Sehnsucht001 560 Krafft Angerer hGemeinsam einsam: Sebastian Zimmler (Stanley), Patrycia Ziolkowska (Stella) und Karin Neuhäuser (Blanche) © Krafft Angerer

Immerhin, das Programmheft behauptet mit einem klugen Aufsatz Amiri Barakas eine politische Dringlichkeit von Tennessee Williams – die die Inszenierung allerdings kaum einlöst. Walburg inszeniert den Stoff zwar mit gut zwei Stunden Spieldauer ziemlich straff, inhaltlich aber recht brav an Williams' Vorlage entlang. Blanche nistet sich bei Stella und ihrem Mann Stanley ein, Blanche nervt mit Allüren und Überspanntheiten, Blanche macht sich an den Nachbarn Mitch ran, Stanley findet raus, dass Blanche von vorn bis hinten lügt, Stanley vergewaltigt Blanche. Fertig. "Im Kampf von Blanche DuBois gegen Stanley Kowalski (...) geht es, leicht erkennbar, um die Macht der Kontrolle, die Macht, Zugehörigkeiten bestimmen zu können", schreibt Baraka, aber in Hamburg ist Blanche vor allem eine Figur, der die Realität entgleitet, und die in ihrer Hilflosigkeit in eine fatal falsche Gesellschaft geraten ist. Man möchte mit Baraka Politik sehen, doch man sieht einen Psychothriller, der über ein arg konventionelles Verständnis von Einfühlung funktioniert.
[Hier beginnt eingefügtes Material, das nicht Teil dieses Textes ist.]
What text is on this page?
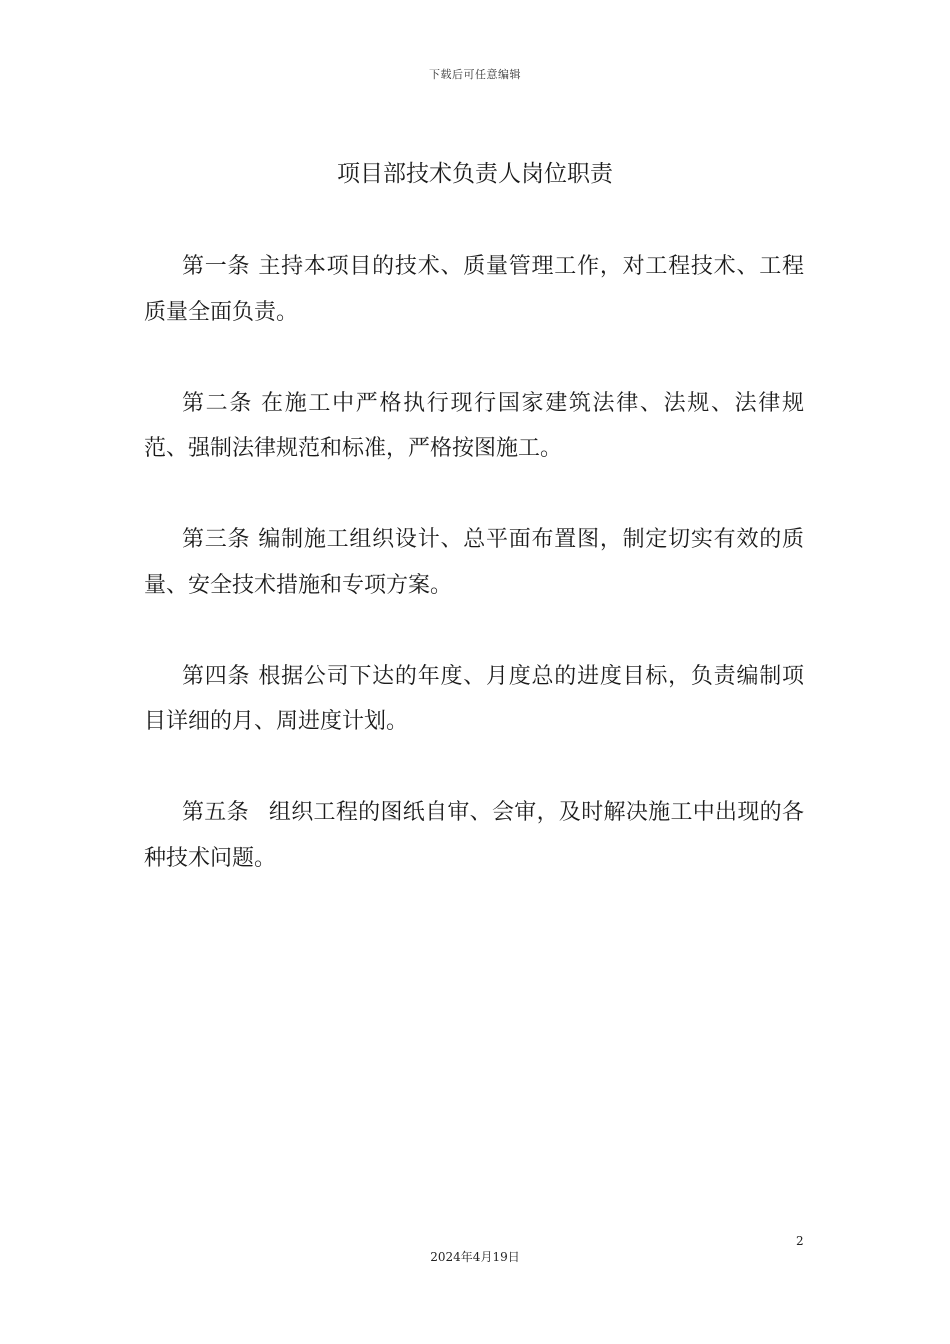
下载后可任意编辑
项目部技术负责人岗位职责

第一条 主持本项目的技术、质量管理工作，对工程技术、工程质量全面负责。

第二条 在施工中严格执行现行国家建筑法律、法规、法律规范、强制法律规范和标准，严格按图施工。

第三条 编制施工组织设计、总平面布置图，制定切实有效的质量、安全技术措施和专项方案。

第四条 根据公司下达的年度、月度总的进度目标，负责编制项目详细的月、周进度计划。

第五条 组织工程的图纸自审、会审，及时解决施工中出现的各种技术问题。

2
2024年4月19日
Aber: Er funktioniert, durchaus. Was nicht zuletzt am Ensemble liegt, Karin Neuhäuser, die Königin der hochgezogenen Augenbraue, als Blanche, Patrycia Ziolkowska mit durchaus emanzipatorisch zu verstehender Freude an selbstbestimmter Unterwerfung als Stella, Stephan Bissmeier mit gehemmter Aggression als Mitch (für dessen ausgesucht geschmackloses Alpaka-Sakko ein Extra-Applaus an Kostümbildnerin Heide Kastler geht). Mit Sebastian Zimmlers Stanley ist es schon schwieriger: Der würde ja eigentlich auch als Ironiker durchgehen, immerhin ist er der einzige, der kapiert, was Sache ist. Zimmler legt ihn aber konsequent als triebgesteuerten Proll an, der konsequenterweise schon in der ersten Szene sein Shirt auszieht. Ohnehin zeigt die gesamte Zeichnung von Stanleys Umfeld hier einen Zug ins Sozialvoyeuristische: dauerbesoffene Typen, die kaum einen geraden Satz hinbekommen. Was nicht gerade für die politische Wachheit der Inszenierung spricht.

Schulklassen-Theater

Wenn es um Sex geht (und um den geht es häufig), verrutschen dem Abend auch noch die Bilder. Dann nämlich wird der stimmige Schlagzeugscore des darstellerisch weitgehend unterforderten Tilo Werner ergänzt durch wimmernde Slide-Gitarren, das Licht wird gedimmt, und auf der Bühne sieht man zuckende Schenkel, hochgeschobene Kleidchen, cleane Posen aus der Rumpelkammer der Erotik. Das sind ästhetisch konventionelle Fehlgriffe, die dem Thalia manchmal unterlaufen – immer dann, wenn es Pop sein möchte, in Bastian Krafts Jedermann etwa oder in Jette Steckels Spielplan-Dauerbrenner Die Tragödie von Romeo und Julia.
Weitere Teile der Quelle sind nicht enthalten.